In het vertrek stond één zetel, zorgvuldig neergezet op de plek waar Drakensteen lag, voor de kust van Westeros, en op een voetstuk geplaatst om een goed overzicht over het tafelblad te geven. In die zetel zat een man in een nauwsluitende leren kolder en hozen van ruwe bruine wol. Toen maester Cressen binnentrad keek hij op. ‘Ik zag al aankomen dat u zou verschijnen, oude man, of ik u nu zou ontbieden of niet.’ In zijn stem klonk geen zweem van warmte door. Dat was zelden zo.
Stannis Baratheon, heer van Drakensteen en bij de gratie der goden de rechtmatige erfgenaam van de IJzeren Troon van de Zeven Koninkrijken van Westeros, was breedgeschouderd en pezig, en zijn gezicht en lichaam deden denken aan taai leer dat, in de zon gelooid, staalhard geworden was. Hard was het woord dat mensen bezigden in verband met Stannis, en hard was hij. Al was hij nog geen vijfendertig jaar oud, op zijn hoofd was nog slechts een randje dun, zwart haar te zien dat als de schaduw van een kroon achter zijn oren langs groeide. Zijn broer, wijlen koning Robert, had in zijn laatste levensjaren zijn baard laten staan. Maester Cressen had die nooit gezien, maar men zei dat het een woeste baard was, dicht en onbedwingbaar. Als in reactie daarop hield Stannis zijn bakkebaarden strak en kort geknipt. Als een blauwzwarte schaduw bedekten ze zijn vierkante kaken en benige, holle wangen.
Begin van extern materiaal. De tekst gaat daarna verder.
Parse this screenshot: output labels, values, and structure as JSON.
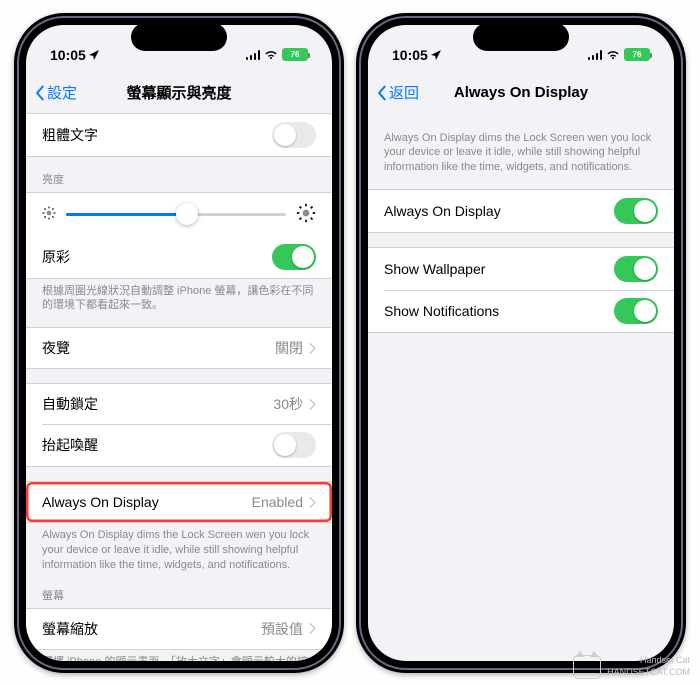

Zijn ogen waren open wonden onder zware wenkbrauwen, van een blauw zo donker als de zee bij nacht. Zijn mond zou zelfs de geestigste zot tot wanhoop gedreven hebben, want die was gemaakt voor norsheid, stuursheid en afgemeten bevelen en bestond slechts uit dunne, bleke lippen en strakgespannen spieren, een mond die het glimlachen verleerd was en nooit een volle lach had gekend. Soms, als de wereld ’s nachts extra geruisloos en stil was, beeldde maester Cressen zich in dat hij heer Stannis een halve burcht verderop zijn tanden kon horen knarsen.
‘Vroeger zou u mij hebben gewekt,’ zei de oude man.
‘Vroeger was u jong. Nu bent u oud en ziek en hebt u uw slaap nodig.’ Stannis had nooit geleerd zijn woorden te verzachten, te veinzen of te vleien. Hij zei wat hij dacht, en wie daar bezwaar tegen had kon opvliegen. ‘Ik wist dat u er toch wel snel genoeg achter zou komen wat Davos te melden had. Dat is toch altijd zo?’
‘Als het niet zo was, had u niet veel aan mij,’ zei Cressen. ‘Ik kwam Davos tegen op de trap.’
‘En ik neem aan dat hij alles verteld heeft? Ik had ook de tong van die kerel moeten inkorten, net als zijn vingers.’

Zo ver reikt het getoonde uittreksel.